Другое дело, что орлы — «спутники войск» — не имеют ничего общего ни с орлом, парящим наравне с поэтом в «Кавказе»[325], ни с царственными птицами у Данте и Рембрандта, символизирующими божественную благодать, поднимающую человека к Богу[326]. Это стервятники, питающиеся падалью, провозвестники смерти, родственные черным воронам, клюющим тела повешенных в «Альфонс садится на коня…». Как кажется, Пушкин использовал здесь образ из хорошо известного ему сонета П. А. Катенина «Кавказские горы», где Кавказ, вопреки традиции, изображен не как «возвышенное» (по Берку и Канту), а как безобразное и демоническое:

Громада тяжкая высоких гор, покрытыхМхом, лесом, снегом, льдом и дикой наготой;Уродливая складь бесплодных камней, смытыхВодою мутною, с вершин их пролитой.Ряд безобразных стен, изломанных, изрытых,Необитаемых, ужасных пустотой,Где слышен изредка лишь крик орлов несытых,Клюющих падеру оравою густой;Цепь пресловутая всепетого Кавказа,Непроходимая, безлюдная страна,Притон разбойников, поэзии зараза!Без пользы, без красы, с каких ты пор славна?Творенье Божье ты иль чертова проказа?Скажи, проклятая, зачем ты создана?[327]

Вслед за Катениным Пушкин представляет Кавказ отнюдь не «всепетым» раем[328], а его травестией, «чертовой проказой», где все оказывается совсем не таким, как в ориенталистском воображении: нагие грузинки в бане — бесстыдно-равнодушными к мужскому взгляду, красавицы гарема — вовсе не красавицами, «азиатская роскошь» — «азиатским свинством», восточные здания и памятники — уродливыми сооружениями без вкусу и мысли, храбрые джигиты — жестокими трусами. Даже вожделенный переход через государственную границу, как показывает Пушкин, иллюзорен. Описав переправу через Арпачай, он вдруг замечает: «Но этот берег был уже завоеван: я все еще находился в России» [VIII: 463]. Конечно же, Пушкин прекрасно знал, что в результате русско-турецкой войны граница по Арпачаю не изменилась и он действительно въехал на турецкую территорию. Его ироническая ремарка указывает не на фактическую сторону дела, а на то, что, ретроспективно переосмысляя путешествие, Пушкин смеется над былыми восторгами по поводу экзотического Востока, войны, пересечения границ и всего путешествия в целом: оно не приносит никаких значимых изменений, путешественник в любой точке географического пространства остается таким же, каким он был («Каков я прежде был, таков и ныне я» [III: 143]), и избавления от России и собственной русскости не происходит даже за пределами Российской империи.

Окончательный итог путешествию подводит сцена в захваченном Арзруме, где вспыхнула чума:

Остановясь перед лавкою оружейного мастера, я стал рассматривать какой-то кинжал, как вдруг кто-то ударил <В «Современнике»: «ударили». — А. Д.> меня по плечу. Я оглянулся: за мною стоял ужасный нищий. Он был бледен как смерть; из красных загноенных глаз его текли слезы. Мысль о чуме опять мелькнула в моем воображении. Я оттолкнул нищего с чувством отвращения неизъяснимого, и воротился домой очень недовольный своею прогулкою [VIII: 481].

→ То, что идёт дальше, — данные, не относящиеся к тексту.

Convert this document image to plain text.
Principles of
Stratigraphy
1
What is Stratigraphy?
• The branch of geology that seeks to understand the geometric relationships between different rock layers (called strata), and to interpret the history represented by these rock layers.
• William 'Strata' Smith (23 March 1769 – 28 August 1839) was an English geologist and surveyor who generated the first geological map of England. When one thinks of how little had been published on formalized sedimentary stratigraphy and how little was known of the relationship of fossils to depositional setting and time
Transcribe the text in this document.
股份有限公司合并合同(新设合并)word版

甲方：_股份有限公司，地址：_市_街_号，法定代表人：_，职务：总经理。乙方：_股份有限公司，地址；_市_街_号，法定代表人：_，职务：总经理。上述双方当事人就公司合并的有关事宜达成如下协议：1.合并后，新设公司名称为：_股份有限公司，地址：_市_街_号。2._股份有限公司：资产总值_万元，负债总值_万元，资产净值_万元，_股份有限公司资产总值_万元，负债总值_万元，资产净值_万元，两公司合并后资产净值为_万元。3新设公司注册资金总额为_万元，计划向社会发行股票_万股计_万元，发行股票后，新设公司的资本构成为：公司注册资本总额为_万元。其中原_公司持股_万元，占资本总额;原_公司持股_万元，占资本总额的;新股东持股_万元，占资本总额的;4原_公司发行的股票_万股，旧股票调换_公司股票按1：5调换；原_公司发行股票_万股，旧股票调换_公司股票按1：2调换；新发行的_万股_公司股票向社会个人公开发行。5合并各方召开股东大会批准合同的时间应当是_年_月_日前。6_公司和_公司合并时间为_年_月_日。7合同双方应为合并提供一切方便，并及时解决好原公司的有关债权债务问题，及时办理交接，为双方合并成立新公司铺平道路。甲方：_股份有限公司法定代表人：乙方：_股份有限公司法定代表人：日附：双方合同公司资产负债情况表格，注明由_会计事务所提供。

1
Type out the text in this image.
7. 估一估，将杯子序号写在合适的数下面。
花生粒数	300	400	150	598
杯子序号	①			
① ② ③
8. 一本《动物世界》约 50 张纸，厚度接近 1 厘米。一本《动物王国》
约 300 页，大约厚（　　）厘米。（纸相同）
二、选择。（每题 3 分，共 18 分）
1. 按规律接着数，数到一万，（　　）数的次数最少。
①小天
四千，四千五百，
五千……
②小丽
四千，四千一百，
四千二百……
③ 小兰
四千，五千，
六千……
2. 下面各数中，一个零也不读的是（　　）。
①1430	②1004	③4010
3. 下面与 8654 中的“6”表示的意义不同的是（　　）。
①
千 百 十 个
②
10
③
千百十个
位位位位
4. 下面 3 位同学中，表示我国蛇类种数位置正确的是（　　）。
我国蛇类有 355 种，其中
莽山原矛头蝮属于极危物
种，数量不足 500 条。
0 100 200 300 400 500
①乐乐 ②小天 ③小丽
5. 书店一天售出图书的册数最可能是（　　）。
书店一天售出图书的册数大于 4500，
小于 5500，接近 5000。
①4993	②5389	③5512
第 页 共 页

«Ужасный нищий», ударяющий Пушкина по плечу[329], — последнее звено в длинной цепочке напоминаний о смерти, тянущейся от «первого замечательного места» путешествия, могил «нескольких тысяч умерших чумою» [VIII: 448] через весь текст. Эту сцену, предшествующую окончательному решению Пушкина оставить армию, несмотря на предложение Паскевича «быть свидетелем дальнейших предприятий», можно понимать символически, как иносказательное résumé текста, выражающее отношение автора не столько к прогулке по Арзруму, сколько ко всему путешествию. Очевидно, в какой-то момент Пушкин понял, что война, на которую он, a la Байрон, так стремился, чтобы «круто поворотить свою жизнь», есть, по выражению Ю. М. Лотмана, «безусловное зло»[330], и, устыдившись собственного ребячества, решил закончить игру с судьбой.